Он вздохнул, собрал со стола окурки, бросил их в печку. Взгляд его скользнул по стене: темным блеском выгнутой тяжести запрокинулось на ремне его любимое старое ружье. Он взял в руки тяжелое, холодное как лед оружие: ружье разломилось в его руках широкими, уходящими перспективой стволами. Он закрыл ружье, вскинул его к плечу - и почувствовал тоску, томление… Заячья черная спина, стоящие, стремительно прыгающие уши и шорох, сорвавшийся с густой, заросшей, как предание, межи, - все это ударило ему в голову. Пора, пора! Ланге повесил ружье, дописал ровным обычным почерком письмо и заклеил конверт. Он улыбнулся, подчеркивая адрес: знакомое, сочувственное лицо друга встало бездонными теплыми глазами.
Точка. Он старательно пригладил письмо, встал. Ему показалось: приближались голоса, ближе, ближе - смолкло… Нет, то была полнейшая праведная тишина леса. Было так тихо, словно у самого уха кто-то взвел тугие, беспощадно щелкнувшие курки. Осень хранила каждый малейший звук. Тишина пела привычную песню. Вдруг у самой его двери столкнулись громкие голоса, оборвались… Он вскочил. Голоса были близко, светлый грудной смех прорезал удивленную тишину в сенях и сразу пронзил его сладким ужасом; в дверь ворвался пестовский низкий добродушный говор, и вдруг весь мир раскрылся оживленным стуком, невероятным в своей близости мгновеньем.
- Сюда, барышня… Не упадите. Борис Сергеич!! Это был гром, тяжелый удар землетрясения.

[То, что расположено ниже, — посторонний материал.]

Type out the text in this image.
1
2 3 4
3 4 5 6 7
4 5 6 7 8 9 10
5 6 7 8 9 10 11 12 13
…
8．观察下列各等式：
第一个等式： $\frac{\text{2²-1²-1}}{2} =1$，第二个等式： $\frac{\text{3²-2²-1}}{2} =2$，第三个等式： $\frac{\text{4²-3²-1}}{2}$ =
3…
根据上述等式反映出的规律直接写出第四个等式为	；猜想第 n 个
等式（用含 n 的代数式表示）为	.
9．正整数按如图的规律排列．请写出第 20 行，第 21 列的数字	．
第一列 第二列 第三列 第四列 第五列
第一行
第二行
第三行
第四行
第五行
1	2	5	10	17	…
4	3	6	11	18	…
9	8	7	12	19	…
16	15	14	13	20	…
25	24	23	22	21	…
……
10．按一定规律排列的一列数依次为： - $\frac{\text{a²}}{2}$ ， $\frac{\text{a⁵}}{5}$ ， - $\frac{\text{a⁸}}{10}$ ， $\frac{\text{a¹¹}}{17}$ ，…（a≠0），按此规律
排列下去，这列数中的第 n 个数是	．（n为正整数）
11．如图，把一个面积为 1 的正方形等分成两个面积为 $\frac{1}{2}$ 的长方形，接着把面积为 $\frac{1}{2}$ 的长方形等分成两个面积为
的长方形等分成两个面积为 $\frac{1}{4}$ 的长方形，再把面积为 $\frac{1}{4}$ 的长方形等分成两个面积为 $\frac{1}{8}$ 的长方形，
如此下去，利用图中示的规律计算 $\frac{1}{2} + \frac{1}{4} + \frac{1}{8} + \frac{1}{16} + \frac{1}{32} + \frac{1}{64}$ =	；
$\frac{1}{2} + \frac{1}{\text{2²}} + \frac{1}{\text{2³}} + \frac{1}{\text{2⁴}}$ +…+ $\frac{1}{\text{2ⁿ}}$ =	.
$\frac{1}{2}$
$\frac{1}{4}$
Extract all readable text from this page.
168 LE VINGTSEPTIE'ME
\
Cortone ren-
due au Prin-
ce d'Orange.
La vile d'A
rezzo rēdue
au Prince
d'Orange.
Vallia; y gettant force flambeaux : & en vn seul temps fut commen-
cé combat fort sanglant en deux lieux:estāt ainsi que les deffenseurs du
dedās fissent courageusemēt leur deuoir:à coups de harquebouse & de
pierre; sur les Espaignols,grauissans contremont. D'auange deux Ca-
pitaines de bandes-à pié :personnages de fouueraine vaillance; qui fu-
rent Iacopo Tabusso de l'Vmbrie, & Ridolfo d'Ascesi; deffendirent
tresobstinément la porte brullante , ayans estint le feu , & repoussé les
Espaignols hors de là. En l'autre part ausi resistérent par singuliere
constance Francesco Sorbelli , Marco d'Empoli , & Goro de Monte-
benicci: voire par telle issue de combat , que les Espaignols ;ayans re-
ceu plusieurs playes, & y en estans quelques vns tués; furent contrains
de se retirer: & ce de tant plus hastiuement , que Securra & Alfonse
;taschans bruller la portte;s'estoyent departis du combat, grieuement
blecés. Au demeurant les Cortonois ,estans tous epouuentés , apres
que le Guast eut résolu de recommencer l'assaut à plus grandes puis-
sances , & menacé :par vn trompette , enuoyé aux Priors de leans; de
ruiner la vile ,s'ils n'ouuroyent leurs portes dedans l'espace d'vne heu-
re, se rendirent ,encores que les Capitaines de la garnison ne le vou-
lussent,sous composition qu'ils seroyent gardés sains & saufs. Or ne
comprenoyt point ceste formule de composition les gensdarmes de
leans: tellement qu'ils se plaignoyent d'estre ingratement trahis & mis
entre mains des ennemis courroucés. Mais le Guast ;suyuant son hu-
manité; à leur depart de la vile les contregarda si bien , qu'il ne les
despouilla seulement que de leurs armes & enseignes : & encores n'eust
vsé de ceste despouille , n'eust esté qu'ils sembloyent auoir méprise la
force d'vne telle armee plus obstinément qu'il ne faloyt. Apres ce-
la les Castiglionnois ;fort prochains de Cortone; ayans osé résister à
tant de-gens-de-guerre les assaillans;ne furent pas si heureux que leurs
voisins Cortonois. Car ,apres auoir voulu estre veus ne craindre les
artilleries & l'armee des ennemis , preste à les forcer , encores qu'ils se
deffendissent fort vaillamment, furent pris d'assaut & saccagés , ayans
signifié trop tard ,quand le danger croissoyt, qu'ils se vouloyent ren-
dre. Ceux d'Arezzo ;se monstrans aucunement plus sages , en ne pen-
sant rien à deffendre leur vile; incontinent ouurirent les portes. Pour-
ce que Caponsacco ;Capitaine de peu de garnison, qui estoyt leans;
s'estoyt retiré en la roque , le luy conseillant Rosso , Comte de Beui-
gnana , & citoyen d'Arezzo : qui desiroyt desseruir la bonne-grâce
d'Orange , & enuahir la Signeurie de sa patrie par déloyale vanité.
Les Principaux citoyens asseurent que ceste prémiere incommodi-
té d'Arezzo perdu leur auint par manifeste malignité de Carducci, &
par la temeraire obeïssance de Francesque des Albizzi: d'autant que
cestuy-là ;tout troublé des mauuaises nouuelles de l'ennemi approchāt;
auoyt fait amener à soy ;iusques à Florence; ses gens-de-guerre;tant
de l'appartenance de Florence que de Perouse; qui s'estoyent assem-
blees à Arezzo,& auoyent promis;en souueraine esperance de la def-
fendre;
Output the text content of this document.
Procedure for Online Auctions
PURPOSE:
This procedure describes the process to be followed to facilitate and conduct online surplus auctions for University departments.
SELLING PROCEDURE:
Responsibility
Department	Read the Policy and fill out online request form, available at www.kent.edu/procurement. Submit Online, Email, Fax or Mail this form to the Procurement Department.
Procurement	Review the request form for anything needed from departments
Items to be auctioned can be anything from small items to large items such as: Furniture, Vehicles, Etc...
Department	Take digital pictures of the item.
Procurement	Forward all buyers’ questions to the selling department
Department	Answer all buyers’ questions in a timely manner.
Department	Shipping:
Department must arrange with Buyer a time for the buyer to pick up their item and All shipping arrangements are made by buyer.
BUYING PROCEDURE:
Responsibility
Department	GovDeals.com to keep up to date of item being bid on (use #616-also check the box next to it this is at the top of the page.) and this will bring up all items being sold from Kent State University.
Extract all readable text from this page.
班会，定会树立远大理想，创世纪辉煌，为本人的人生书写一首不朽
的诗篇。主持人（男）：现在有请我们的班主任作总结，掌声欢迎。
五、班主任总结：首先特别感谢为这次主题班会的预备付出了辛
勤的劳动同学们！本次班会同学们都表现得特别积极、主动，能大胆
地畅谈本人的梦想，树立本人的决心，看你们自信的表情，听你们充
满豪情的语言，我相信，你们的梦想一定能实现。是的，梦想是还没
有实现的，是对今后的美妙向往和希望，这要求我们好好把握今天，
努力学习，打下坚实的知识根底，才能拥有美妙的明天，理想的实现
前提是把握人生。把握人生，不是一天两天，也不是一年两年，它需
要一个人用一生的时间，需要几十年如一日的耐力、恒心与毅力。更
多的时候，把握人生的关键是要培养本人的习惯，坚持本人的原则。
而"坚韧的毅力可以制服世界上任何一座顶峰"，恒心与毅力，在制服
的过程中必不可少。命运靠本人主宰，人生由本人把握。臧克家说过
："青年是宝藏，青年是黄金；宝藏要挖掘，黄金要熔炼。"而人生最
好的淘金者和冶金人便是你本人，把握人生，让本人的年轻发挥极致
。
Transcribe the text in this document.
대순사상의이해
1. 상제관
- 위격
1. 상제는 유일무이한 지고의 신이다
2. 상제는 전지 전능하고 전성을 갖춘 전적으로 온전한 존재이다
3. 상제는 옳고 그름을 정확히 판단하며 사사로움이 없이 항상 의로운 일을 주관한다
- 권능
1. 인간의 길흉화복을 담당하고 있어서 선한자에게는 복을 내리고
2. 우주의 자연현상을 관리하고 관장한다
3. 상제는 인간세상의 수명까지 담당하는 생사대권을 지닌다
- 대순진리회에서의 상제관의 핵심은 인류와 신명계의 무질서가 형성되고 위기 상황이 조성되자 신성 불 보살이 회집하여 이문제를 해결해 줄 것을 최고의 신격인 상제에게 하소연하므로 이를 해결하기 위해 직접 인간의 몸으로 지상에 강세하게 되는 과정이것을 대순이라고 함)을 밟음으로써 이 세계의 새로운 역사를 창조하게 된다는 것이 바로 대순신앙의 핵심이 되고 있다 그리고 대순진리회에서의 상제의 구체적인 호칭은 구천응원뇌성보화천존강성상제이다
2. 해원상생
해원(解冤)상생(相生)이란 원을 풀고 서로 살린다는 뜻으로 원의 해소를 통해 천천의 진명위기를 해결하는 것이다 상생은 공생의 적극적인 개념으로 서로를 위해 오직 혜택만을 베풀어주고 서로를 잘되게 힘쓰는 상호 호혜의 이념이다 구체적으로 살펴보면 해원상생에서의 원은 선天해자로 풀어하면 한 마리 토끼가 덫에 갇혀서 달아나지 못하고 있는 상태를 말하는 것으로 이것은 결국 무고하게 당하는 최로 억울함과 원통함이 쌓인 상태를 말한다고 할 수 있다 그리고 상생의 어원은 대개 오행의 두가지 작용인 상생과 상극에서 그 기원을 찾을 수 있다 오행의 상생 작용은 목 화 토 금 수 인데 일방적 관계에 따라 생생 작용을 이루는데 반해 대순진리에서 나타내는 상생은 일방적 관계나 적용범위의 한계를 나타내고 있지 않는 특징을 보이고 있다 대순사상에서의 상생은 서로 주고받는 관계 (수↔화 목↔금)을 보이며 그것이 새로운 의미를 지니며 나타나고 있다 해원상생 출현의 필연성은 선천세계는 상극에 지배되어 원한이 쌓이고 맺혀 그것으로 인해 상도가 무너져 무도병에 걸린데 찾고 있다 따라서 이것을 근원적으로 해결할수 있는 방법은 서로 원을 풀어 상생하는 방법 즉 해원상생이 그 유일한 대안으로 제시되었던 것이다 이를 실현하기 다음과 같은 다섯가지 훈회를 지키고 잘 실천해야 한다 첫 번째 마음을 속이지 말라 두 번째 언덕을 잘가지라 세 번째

Буйная тяжелая поступь, перемешав легкий, совсем неописуемый женский шаг тысячами скрипов, шорохов, дуновений, надвигалась к его каморке.
- Можно?
Голос прозвучал звонким, переломившимся дыханием. И Ланге стремглав бросился навстречу.
3
Они столкнулись в дверях - и он сразу вскрикнул, пошатнулся. Все - бордовая шапочка, стемневший блеск ее глаз, сухие раскрывшиеся губы - ужаснуло его своей правдивостью. Словно огромный сияющий блик мигнул в душевной парализованной темноте. Как пропасть падения, пронизал его неуловимый, ничем не постигаемый страх. Сопротивляясь, страстно желая кинуться к ней, защититься, он поднял руку…
- На-дя! - вдруг вырвалось у него, громко, ликующе. - Вы?!
Она задержала дыхание, смотря на него во все глаза. Ее голос прозвучал, как всегда: нежной, спокойной, как лозинка, гибкостью.
- Как поживаете? - спросила она быстро. - Ну да, конечно, это я! - Она рассмеялась и уже уверенно, как дома, крикнула, задерживаясь на пороге. - Дедушка! Тащите мои пожитки! Здесь мне очень нравится, и, думаю, Борис Сергеевич меня не прогонит… Да, - обратилась она к нему, - я получила от вас на станции целых три письма. Они у меня здесь… вот!
- Ах, да…
Ланге смотрел на нее с изумлением, бледно улыбаясь.
- Разорвите их.
- Нет, для чего же… Я очень люблю получать письма. - Она посмотрела вокруг. - Как у вас чудесно. Мне очень нравится.
- Я так рад, знаете…
Молчание. Объездчик, еле пролезая в дверь тугим и толстым полушубком, втащил фибровый чемодан. Надя бросилась ему помогать. Он, широко улыбаясь, снял кожаный картуз, обтер рукавом бороду и, радостно обводя ее круглым, упрятанным в косматые брови взглядом, шумно вздохнул.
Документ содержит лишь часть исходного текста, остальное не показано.